10.  Apesar de não concordar com o cálculo efetuado pela entidade patronal, o Requerente procedeu à entrega da declaração de rendimentos relativa ao exercício de 2023, tendo declarado como rendimento sujeito a imposto o mesmo montante declarado pela entidade patronal;

11. Nessa sequência, a AT emitiu a liquidação impugnada, da qual resultou valor a pagar pelo Requerente, que este pagou;

12.  À data da cessação do contrato de trabalho já o Requerente não exercia qualquer função de gerência na entidade patronal;

13.  Pelo que nenhum montante foi pago ao Requerente por força do exercício de funções de gerência na entidade patronal ou outra entidade do grupo;

14.  Donde resulta que o montante declarado como estando sujeito a imposto foi erroneamente calculado e tributado;

15.  O período durante o qual o Requerente exerceu funções de gerência deve ser contabilizado para o cálculo da respetiva antiguidade, já que durante tal período o contrato de trabalho se encontrou suspenso;

16.  Razão pela qual o valor da indemnização recebida que não se encontra sujeito a imposto deve ser apurado pela multiplicação da média das remunerações regulares com carácter de retribuição auferidas pelo Requerente nos últimos 12 meses (€ 11.475,00) por 19, correspondente à antiguidade do Requerente;

17.  Qualquer outro entendimento violaria o princípio da igualdade, bem como o princípio da capacidade contributiva.

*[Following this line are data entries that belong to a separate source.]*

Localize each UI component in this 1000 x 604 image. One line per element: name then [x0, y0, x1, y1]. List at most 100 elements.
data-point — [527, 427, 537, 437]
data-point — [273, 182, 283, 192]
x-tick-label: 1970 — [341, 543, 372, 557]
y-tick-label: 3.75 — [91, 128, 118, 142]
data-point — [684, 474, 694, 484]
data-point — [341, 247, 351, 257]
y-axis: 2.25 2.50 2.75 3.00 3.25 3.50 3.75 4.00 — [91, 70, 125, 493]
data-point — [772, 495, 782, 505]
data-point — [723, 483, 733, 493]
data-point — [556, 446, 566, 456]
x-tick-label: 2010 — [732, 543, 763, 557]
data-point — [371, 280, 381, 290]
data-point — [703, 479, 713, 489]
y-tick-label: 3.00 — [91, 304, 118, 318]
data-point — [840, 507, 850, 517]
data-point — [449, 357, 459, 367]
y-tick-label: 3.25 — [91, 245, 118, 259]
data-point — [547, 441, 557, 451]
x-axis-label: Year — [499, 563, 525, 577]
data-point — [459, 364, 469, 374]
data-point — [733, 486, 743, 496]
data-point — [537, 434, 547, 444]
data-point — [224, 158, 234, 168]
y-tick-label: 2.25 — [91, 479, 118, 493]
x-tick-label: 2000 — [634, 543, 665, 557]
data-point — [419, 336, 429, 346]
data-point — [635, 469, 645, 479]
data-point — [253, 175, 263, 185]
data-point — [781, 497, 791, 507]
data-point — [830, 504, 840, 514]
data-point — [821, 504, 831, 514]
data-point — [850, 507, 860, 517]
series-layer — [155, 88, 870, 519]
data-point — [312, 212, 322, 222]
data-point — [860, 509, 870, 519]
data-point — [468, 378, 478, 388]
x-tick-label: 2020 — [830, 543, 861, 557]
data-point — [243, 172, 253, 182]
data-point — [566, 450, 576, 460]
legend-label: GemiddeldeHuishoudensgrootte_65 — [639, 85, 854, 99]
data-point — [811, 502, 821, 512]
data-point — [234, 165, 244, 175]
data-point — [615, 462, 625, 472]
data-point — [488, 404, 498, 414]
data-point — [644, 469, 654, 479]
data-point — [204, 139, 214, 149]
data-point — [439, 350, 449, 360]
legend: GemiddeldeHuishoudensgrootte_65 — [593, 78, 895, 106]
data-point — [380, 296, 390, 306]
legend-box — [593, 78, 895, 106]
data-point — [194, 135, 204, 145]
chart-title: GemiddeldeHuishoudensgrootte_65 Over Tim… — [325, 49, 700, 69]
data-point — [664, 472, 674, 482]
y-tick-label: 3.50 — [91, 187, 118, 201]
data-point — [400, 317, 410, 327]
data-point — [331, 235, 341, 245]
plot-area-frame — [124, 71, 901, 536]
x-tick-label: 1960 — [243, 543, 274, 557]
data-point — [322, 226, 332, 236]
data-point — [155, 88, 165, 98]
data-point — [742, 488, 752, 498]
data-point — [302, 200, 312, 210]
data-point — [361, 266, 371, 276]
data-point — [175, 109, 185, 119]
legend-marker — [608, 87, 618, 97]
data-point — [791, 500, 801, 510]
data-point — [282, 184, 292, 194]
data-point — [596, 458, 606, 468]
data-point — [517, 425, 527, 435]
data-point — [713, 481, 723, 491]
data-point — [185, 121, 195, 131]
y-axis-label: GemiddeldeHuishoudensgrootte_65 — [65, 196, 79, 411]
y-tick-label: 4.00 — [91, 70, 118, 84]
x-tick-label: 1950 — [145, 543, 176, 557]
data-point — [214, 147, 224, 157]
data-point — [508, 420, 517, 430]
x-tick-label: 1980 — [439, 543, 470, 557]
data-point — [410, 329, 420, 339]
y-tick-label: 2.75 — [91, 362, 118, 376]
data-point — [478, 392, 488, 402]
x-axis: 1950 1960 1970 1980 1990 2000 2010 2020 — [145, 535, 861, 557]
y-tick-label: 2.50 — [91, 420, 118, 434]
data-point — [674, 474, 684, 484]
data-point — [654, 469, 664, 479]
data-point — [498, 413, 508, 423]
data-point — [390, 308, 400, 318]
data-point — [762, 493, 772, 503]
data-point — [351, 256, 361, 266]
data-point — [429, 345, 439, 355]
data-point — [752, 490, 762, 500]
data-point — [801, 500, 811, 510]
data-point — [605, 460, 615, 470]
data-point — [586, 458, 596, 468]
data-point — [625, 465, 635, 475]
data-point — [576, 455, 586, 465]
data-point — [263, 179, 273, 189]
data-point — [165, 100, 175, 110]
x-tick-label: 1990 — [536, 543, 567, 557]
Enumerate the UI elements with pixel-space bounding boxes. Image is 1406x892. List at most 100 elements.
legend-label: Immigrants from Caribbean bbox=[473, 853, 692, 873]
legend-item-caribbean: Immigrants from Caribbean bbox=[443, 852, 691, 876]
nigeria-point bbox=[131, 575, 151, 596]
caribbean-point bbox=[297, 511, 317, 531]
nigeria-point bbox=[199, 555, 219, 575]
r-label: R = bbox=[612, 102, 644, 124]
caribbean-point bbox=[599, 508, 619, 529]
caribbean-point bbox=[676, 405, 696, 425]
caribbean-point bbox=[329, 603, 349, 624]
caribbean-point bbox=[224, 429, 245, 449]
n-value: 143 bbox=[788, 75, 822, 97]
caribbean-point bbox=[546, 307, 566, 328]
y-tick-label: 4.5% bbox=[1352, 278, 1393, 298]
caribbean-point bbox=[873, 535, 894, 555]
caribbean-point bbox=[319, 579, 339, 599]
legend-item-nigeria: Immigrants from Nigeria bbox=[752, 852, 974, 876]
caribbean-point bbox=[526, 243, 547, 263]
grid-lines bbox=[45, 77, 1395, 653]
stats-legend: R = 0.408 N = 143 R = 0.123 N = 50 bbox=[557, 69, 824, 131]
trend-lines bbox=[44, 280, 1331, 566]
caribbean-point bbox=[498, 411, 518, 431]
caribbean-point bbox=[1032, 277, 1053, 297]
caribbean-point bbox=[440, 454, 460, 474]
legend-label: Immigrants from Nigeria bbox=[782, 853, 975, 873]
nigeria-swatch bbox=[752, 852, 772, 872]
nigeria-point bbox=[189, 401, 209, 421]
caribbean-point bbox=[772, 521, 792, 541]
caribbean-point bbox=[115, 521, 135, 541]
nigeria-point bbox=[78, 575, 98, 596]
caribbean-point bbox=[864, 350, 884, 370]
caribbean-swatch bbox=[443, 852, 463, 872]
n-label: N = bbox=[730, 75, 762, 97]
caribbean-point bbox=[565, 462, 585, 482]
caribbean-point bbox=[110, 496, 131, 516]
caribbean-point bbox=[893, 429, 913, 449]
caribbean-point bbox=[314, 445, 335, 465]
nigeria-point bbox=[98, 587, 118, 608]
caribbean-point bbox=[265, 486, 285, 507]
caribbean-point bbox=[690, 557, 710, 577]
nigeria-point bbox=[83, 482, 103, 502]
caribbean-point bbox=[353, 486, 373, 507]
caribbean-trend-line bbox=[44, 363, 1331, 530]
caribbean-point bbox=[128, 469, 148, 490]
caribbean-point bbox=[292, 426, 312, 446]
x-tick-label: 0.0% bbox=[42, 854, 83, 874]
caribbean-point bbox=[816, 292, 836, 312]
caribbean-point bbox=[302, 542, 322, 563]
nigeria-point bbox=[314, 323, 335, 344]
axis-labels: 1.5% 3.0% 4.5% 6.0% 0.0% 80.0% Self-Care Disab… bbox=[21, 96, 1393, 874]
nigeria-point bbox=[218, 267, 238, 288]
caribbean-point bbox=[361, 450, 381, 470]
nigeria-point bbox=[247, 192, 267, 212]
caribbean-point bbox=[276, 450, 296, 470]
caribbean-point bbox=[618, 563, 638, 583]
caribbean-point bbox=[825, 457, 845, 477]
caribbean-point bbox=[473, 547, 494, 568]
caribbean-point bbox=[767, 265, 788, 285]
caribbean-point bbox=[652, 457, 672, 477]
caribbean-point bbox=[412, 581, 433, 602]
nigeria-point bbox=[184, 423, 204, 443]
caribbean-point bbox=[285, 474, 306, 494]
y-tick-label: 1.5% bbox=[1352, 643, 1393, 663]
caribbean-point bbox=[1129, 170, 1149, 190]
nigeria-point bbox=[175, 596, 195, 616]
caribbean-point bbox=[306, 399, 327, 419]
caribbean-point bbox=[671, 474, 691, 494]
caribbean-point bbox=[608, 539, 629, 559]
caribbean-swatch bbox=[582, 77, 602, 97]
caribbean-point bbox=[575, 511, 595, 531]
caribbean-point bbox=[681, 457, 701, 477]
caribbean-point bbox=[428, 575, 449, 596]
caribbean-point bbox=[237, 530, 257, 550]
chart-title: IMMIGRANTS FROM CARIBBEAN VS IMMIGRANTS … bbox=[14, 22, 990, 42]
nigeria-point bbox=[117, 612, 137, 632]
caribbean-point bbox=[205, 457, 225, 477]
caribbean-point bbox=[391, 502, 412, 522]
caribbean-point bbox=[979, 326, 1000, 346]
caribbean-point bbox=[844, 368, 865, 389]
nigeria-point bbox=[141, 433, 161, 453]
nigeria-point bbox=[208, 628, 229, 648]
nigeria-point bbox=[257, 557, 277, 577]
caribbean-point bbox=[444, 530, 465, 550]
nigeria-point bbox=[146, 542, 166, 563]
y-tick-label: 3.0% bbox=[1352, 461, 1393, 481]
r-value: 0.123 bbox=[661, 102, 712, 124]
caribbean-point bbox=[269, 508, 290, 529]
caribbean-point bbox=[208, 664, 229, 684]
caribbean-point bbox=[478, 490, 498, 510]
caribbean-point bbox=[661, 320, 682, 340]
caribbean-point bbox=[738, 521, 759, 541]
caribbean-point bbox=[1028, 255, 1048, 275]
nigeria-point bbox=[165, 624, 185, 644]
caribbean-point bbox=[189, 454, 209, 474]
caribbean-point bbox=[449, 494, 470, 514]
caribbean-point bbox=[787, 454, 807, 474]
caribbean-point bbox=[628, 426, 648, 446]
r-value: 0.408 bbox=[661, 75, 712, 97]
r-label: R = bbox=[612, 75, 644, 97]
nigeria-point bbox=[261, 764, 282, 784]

Os Requerentes juntaram 11 documentos e arrolaram uma testemunha.

 

No pedido de pronúncia arbitral, os Requerentes optaram por não designar árbitro, pelo que, nos termos do disposto no artigo 6º nº 1 do RJAT, foi designado pelo Conselho Deontológico do Centro de Arbitragem Administrativa o signatário, não tendo as partes, notificadas de tal designação, manifestado vontade de a recusar, nos termos do disposto nos artigos 11º nº 1 a) e c) do RJAT e dos artigos 6º e 7º do Código Deontológico do CAAD.

 

O tribunal arbitral singular foi constituído em 13 de janeiro de 2026.

 

Notificada nos termos e para os efeitos do disposto no artigo 17º do RJAT, a Requerida apresentou resposta, defendendo, em síntese, o seguinte:

 

1.    Em 11/02/2019 o Requerente celebrou um aditamento ao contrato de trabalho celebrado em 03/02/2017 com a “C... SOCIEDADE UNIPESSOAL, L.DA”;

2.    Nesse aditamento não é reconhecida qualquer antiguidade do Requerente;

3.    Não existindo qualquer acordo de cessão de posição contratual entre o Requerente, a entidade empregadora portuguesa e a entidade empregadora espanhola, então este vínculo contratual de 03/02/2017 é ex novo, pelo que, no cálculo do montante da indemnização pecuniária isento de tributação deverá ser considerado apenas o período de 6 anos (de 03/02/2017 a 28/02/2023);

4.    Dos documentos juntos aos autos não resulta que o Requerente não tenha auferido remuneração pelo exercício das funções de gerência;

5.    O acordo de cessação do contrato de trabalho junto não refere que o montante indemnizatório pago ao Requerente se refere apenas à cessação da relação de trabalho;

6.    Ao invés, tal montante indemnizatório diz respeito ao contrato de trabalho e a todos os vínculos legais, formais ou informais, que ao longo do tempo foram estabelecidos entre outras entidades relacionadas com a entidade empregadora, em Portugal ou no estrangeiro, e o Requerente;

7.    Ademais, o comportamento da entidade patronal revela que esta não quis apenas indemnizar o Requerente pelas funções e período enquanto trabalhador, mas antes que a indemnização abrangesse a situação global do Requerente, quer como trabalhador subordinado, quer como gerente;

8.    Uma vez que desde o início do contrato de trabalho e a nomeação do Requerente como gerente decorreu um período inferior a um ano, o contrato de trabalho existente extinguiu-se, pelo que o período de 11/06/2004 a 19/05/2005 não deve ser considerado no cômputo da antiguidade para efeitos do disposto no artigo 2º nº 4 b) do CIRS;

9.    O Requerente celebrou contrato de trabalho com a C..., SOCIEDADE UNIPESSOAL, L.DA em 03/02/2017, pelo que, à data da celebração do acordo de revogação do contrato de trabalho, a sua antiguidade era de apenas 6 anos;

10.  Não padecendo a liquidação impugnada de qualquer ilegalidade, não são devidos quaisquer juros indemnizatórios. 

 

A Requerida juntou o processo administrativo, não tendo junto qualquer documento nem arrolado testemunhas.

 

Por despacho de 26/05/2026, foi dispensada a realização da reunião arbitral e a inquirição da testemunha arrolada, tendo as partes sido notificadas para, querendo, apresentarem alegações escritas.

 

Ambas as partes apresentaram alegações escritas, nas quais, em síntese, mantiveram as posições defendidas nos articulados. 

 

II.               SANEAMENTO:

O Tribunal Arbitral foi regularmente constituído.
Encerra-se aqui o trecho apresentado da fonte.